News / Europe

UN: Kick Racism Out of Sports

AC Milan's Kevin Prince Boateng (L), wearing a jersey against racism, and Stephan El Shaarawy warm up before their match against Siena in Milan Jan. 6, 2013.
AC Milan's Kevin Prince Boateng (L), wearing a jersey against racism, and Stephan El Shaarawy warm up before their match against Siena in Milan Jan. 6, 2013.
Lisa Schlein
The United Nations is urging an end to what it calls the crime of racism in sport.   The global body is joining forces with football (soccer) officials and players in an effort to kick racism out of "the beautiful game."  The trigger for this move was the defiant action of AC Milan's midfielder Kevin-Prince Boateng who walked off the pitch during an exhibition match in January to protest racist taunts.  
A video clip captures the sports announcer's disbelief at the sight of AC Milan's Kevin-Prince Boateng, followed by his teammates, walking off the football pitch.  They were protesting the racist insults hurled at the midfielder during a friendly match against Italian lower division club Pro-Patria.
Boateng is not apologetic for ending the game after 25 minutes of play.  
"I interrupted the game and kicked the ball into the stands because I was angry and offended by the racist insults that were coming from the crowd. The report that the entire AC Milan team had presented a resolute and united front against racist abuse made headline news all over the world.  This is the reason why I am here today," he said. 
Boateng is one of several football players and officials invited by the United Nations to participate in a panel discussion on the elimination of racial discrimination, with a focus on sport.  The 26-year old footballer was born in Berlin of a Ghanaian father and German mother.  He plays for the Ghanaian National team.
Boateng says he does not regret his action because racism, if left alone, does not go away.  It has to be confronted or it will spread.  
"I just think we have to stand up against it every time.  If it is a championship final or a World Cup final  or just a friendly game-how we say against a team of the fourth division.  So-again we come to the point.  I hope I will never have to do it again.  But, if it was a final, I would have done the same," he said. 
Legendary midfielder and former captain of the French national football team, Patrick Vieira, supports Boateng.  He says racism is unacceptable and has no place on the pitch.
"I think when you look back at how things were and how things are today, I think him walking outside of the field improved the situation…and I think him walking out is a massive step and that is why we are going forward," he said. 

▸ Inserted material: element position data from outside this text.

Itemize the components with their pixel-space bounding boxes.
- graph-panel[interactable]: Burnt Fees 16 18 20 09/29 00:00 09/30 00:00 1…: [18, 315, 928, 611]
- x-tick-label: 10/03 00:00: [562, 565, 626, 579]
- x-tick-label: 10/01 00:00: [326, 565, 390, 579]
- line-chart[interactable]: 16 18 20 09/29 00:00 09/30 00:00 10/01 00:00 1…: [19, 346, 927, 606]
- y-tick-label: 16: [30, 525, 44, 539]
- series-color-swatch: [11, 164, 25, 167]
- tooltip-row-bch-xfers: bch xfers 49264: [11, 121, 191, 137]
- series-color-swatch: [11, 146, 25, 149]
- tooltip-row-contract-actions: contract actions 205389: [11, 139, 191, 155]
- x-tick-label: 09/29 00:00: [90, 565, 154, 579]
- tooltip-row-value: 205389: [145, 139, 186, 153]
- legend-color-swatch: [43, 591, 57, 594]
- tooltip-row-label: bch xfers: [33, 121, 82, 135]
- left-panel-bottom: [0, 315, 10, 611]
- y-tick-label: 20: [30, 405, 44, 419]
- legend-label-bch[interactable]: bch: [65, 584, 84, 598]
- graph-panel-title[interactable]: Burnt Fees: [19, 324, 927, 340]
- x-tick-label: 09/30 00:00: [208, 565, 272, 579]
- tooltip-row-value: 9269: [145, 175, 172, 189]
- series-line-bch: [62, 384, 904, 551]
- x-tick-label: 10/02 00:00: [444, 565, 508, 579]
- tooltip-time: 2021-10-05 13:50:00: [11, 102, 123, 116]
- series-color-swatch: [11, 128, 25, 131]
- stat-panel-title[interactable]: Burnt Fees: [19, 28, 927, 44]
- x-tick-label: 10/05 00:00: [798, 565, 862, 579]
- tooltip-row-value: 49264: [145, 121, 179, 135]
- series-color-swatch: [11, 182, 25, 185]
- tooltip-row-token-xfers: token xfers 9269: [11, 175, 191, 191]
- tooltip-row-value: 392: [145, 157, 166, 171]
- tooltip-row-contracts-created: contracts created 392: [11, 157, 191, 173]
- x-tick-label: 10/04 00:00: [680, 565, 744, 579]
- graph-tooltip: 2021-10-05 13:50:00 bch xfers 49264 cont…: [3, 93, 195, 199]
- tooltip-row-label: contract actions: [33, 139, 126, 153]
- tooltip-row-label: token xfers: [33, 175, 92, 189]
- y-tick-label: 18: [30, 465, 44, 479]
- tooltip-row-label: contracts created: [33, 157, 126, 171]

Nevertheless, U.N. High Commissioner for Human Rights, Navi Pillay notes the world continues to witness deeply unpleasant acts during sporting events, including during football matches.  
"They have included insults, offensive chants, Nazi salutes, petitions against hiring certain players and even systematic denial of opportunities to play or join football teams based on color or nationality.  These deplorable acts of bigotry and prejudice have no place in the 21st century.  They are an affront to human rights," he said. 
Pillay calls racism a gross human rights violation.  She says it is a crime and must be treated as such by sports authorities.
Union of Europe Football Associations (UEFA) Adviser, William Gaillard agrees.  He says UEFA has a zero tolerance policy for racism and discrimination.  He adds his organization singles out and sanctions behavior deemed inappropriate in a football stadium.  
"And, we are proud of it.  Racism, anti-Semitism, gender discrimination, homophobia are just as unacceptable on the football pitch as they are in society at large," he said. 
Gaillard argues football administrators have a duty to fight the evils of racism, but he does not offer any specific measures for doing so.  
Federico Addiechi, head of social responsibility programs for FIFA, the international governing body of football, says FIFA is establishing an anti-racism task force to deter racism.  As part of the program, he says the task force will seek to educate fans and inspire positive attitudes and behavior throughout the game.  
"We know fines are not and may not be enough.  Deducting points from a team could send a very strong message.  Relegating or eliminating a team from a competition can send an even stronger message.  If you tolerate or turn a blind eye to racism, you will face the consequences.  This is the message that players need us as football authorities to send," he said. 
The members of the task force say football does not need more rules and most governments do not need more laws to tackle racism in sport.  What is lacking, they say, is greater will by football authorities and governments to enforce the measures already on the books.